Dendi mengakui masih terdapat sejumlah aspek yang perlu disempurnakan. Namun, pengalaman pada musim haji perdana ini dinilai menjadi modal penting dalam memperbaiki tata kelola penyelenggaraan haji ke depan.

Dalam evaluasi nanti, pemerintah akan mengacu pada lima indikator utama keberhasilan penyelenggaraan haji. Salah satu indikator yang telah menunjukkan capaian positif adalah tingkat serapan kuota haji Indonesia yang mencapai 99,63 persen.

“Ya, lima indikator itu kan mulai dari daya serap. Daya serap tahun ini kan 99,63 persen,” kata Dendi.

Selain tingkat serapan kuota, pemerintah juga akan menilai angka kematian jemaah, jumlah jemaah yang hilang, tingkat keluhan terhadap layanan, serta aspek integritas penyelenggaraan haji.

Dendi menyebut, hingga saat ini tidak ada laporan jemaah Indonesia yang hilang selama musim haji 2026. Capaian tersebut dinilai lebih baik dibandingkan tahun sebelumnya yang mencatat tiga kasus jemaah hilang.

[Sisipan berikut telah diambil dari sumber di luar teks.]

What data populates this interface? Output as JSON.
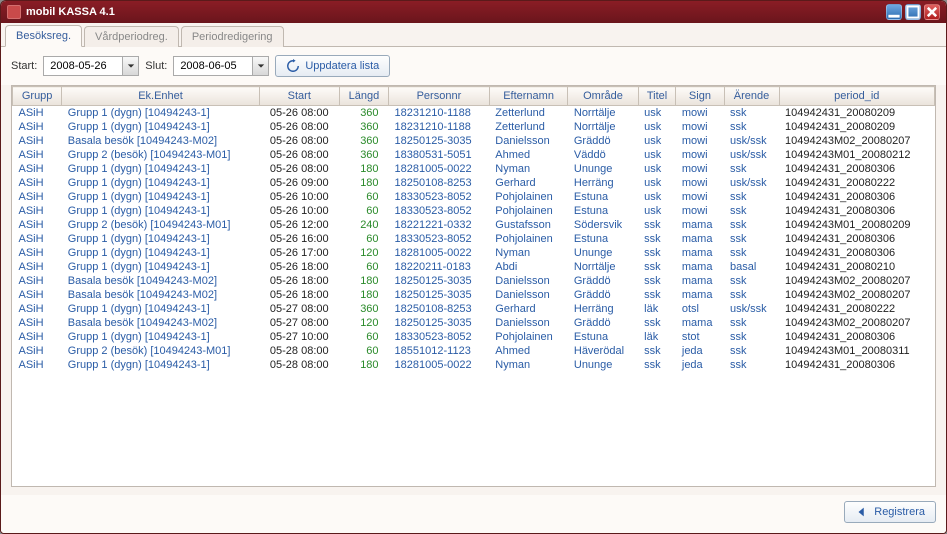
{
  "window": {
    "title": "mobil KASSA 4.1"
  },
  "tabs": [
    {
      "label": "Besöksreg."
    },
    {
      "label": "Vårdperiodreg."
    },
    {
      "label": "Periodredigering"
    }
  ],
  "toolbar": {
    "start_label": "Start:",
    "start_value": "2008-05-26",
    "slut_label": "Slut:",
    "slut_value": "2008-06-05",
    "update_label": "Uppdatera lista"
  },
  "columns": [
    "Grupp",
    "Ek.Enhet",
    "Start",
    "Längd",
    "Personnr",
    "Efternamn",
    "Område",
    "Titel",
    "Sign",
    "Ärende",
    "period_id"
  ],
  "rows": [
    [
      "ASiH",
      "Grupp 1 (dygn) [10494243-1]",
      "05-26 08:00",
      "360",
      "18231210-1188",
      "Zetterlund",
      "Norrtälje",
      "usk",
      "mowi",
      "ssk",
      "104942431_20080209"
    ],
    [
      "ASiH",
      "Grupp 1 (dygn) [10494243-1]",
      "05-26 08:00",
      "360",
      "18231210-1188",
      "Zetterlund",
      "Norrtälje",
      "usk",
      "mowi",
      "ssk",
      "104942431_20080209"
    ],
    [
      "ASiH",
      "Basala besök [10494243-M02]",
      "05-26 08:00",
      "360",
      "18250125-3035",
      "Danielsson",
      "Gräddö",
      "usk",
      "mowi",
      "usk/ssk",
      "10494243M02_20080207"
    ],
    [
      "ASiH",
      "Grupp 2 (besök) [10494243-M01]",
      "05-26 08:00",
      "360",
      "18380531-5051",
      "Ahmed",
      "Väddö",
      "usk",
      "mowi",
      "usk/ssk",
      "10494243M01_20080212"
    ],
    [
      "ASiH",
      "Grupp 1 (dygn) [10494243-1]",
      "05-26 08:00",
      "180",
      "18281005-0022",
      "Nyman",
      "Ununge",
      "usk",
      "mowi",
      "ssk",
      "104942431_20080306"
    ],
    [
      "ASiH",
      "Grupp 1 (dygn) [10494243-1]",
      "05-26 09:00",
      "180",
      "18250108-8253",
      "Gerhard",
      "Herräng",
      "usk",
      "mowi",
      "usk/ssk",
      "104942431_20080222"
    ],
    [
      "ASiH",
      "Grupp 1 (dygn) [10494243-1]",
      "05-26 10:00",
      "60",
      "18330523-8052",
      "Pohjolainen",
      "Estuna",
      "usk",
      "mowi",
      "ssk",
      "104942431_20080306"
    ],
    [
      "ASiH",
      "Grupp 1 (dygn) [10494243-1]",
      "05-26 10:00",
      "60",
      "18330523-8052",
      "Pohjolainen",
      "Estuna",
      "usk",
      "mowi",
      "ssk",
      "104942431_20080306"
    ],
    [
      "ASiH",
      "Grupp 2 (besök) [10494243-M01]",
      "05-26 12:00",
      "240",
      "18221221-0332",
      "Gustafsson",
      "Södersvik",
      "ssk",
      "mama",
      "ssk",
      "10494243M01_20080209"
    ],
    [
      "ASiH",
      "Grupp 1 (dygn) [10494243-1]",
      "05-26 16:00",
      "60",
      "18330523-8052",
      "Pohjolainen",
      "Estuna",
      "ssk",
      "mama",
      "ssk",
      "104942431_20080306"
    ],
    [
      "ASiH",
      "Grupp 1 (dygn) [10494243-1]",
      "05-26 17:00",
      "120",
      "18281005-0022",
      "Nyman",
      "Ununge",
      "ssk",
      "mama",
      "ssk",
      "104942431_20080306"
    ],
    [
      "ASiH",
      "Grupp 1 (dygn) [10494243-1]",
      "05-26 18:00",
      "60",
      "18220211-0183",
      "Abdi",
      "Norrtälje",
      "ssk",
      "mama",
      "basal",
      "104942431_20080210"
    ],
    [
      "ASiH",
      "Basala besök [10494243-M02]",
      "05-26 18:00",
      "180",
      "18250125-3035",
      "Danielsson",
      "Gräddö",
      "ssk",
      "mama",
      "ssk",
      "10494243M02_20080207"
    ],
    [
      "ASiH",
      "Basala besök [10494243-M02]",
      "05-26 18:00",
      "180",
      "18250125-3035",
      "Danielsson",
      "Gräddö",
      "ssk",
      "mama",
      "ssk",
      "10494243M02_20080207"
    ],
    [
      "ASiH",
      "Grupp 1 (dygn) [10494243-1]",
      "05-27 08:00",
      "360",
      "18250108-8253",
      "Gerhard",
      "Herräng",
      "läk",
      "otsl",
      "usk/ssk",
      "104942431_20080222"
    ],
    [
      "ASiH",
      "Basala besök [10494243-M02]",
      "05-27 08:00",
      "120",
      "18250125-3035",
      "Danielsson",
      "Gräddö",
      "ssk",
      "mama",
      "ssk",
      "10494243M02_20080207"
    ],
    [
      "ASiH",
      "Grupp 1 (dygn) [10494243-1]",
      "05-27 10:00",
      "60",
      "18330523-8052",
      "Pohjolainen",
      "Estuna",
      "läk",
      "stot",
      "ssk",
      "104942431_20080306"
    ],
    [
      "ASiH",
      "Grupp 2 (besök) [10494243-M01]",
      "05-28 08:00",
      "60",
      "18551012-1123",
      "Ahmed",
      "Häverödal",
      "ssk",
      "jeda",
      "ssk",
      "10494243M01_20080311"
    ],
    [
      "ASiH",
      "Grupp 1 (dygn) [10494243-1]",
      "05-28 08:00",
      "180",
      "18281005-0022",
      "Nyman",
      "Ununge",
      "ssk",
      "jeda",
      "ssk",
      "104942431_20080306"
    ]
  ],
  "footer": {
    "register_label": "Registrera"
  }
}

Ia berharap indikator lainnya, termasuk jumlah keluhan jemaah terkait layanan, juga menunjukkan perbaikan dibandingkan penyelenggaraan haji tahun lalu.

Di sisi lain, Dendi turut menanggapi masukan Komisi VIII DPR RI mengenai kondisi tenda di Mina yang menjadi salah satu perhatian dalam pelaksanaan haji tahun ini. Menurut dia, persoalan tersebut berkaitan dengan keterbatasan kapasitas area Mina yang harus menampung jutaan jemaah dari berbagai negara.

“Memang salah satu titik krusialnya ada di Mina itu, karena daya tampung areal Mina itu sendiri terbatas,” ujarnya.

Meski sejumlah indikator menunjukkan perkembangan positif, Dendi menegaskan bahwa penilaian akhir terhadap keberhasilan penyelenggaraan haji belum dapat dilakukan saat ini. Evaluasi secara menyeluruh baru bisa dilakukan setelah seluruh operasional haji selesai dan seluruh jemaah Indonesia kembali ke Tanah Air.

Karena itu, pemerintah masih akan terus memantau proses pemulangan jemaah hingga kelompok terbang (kloter) terakhir diberangkatkan dari Arab Saudi menuju Indonesia.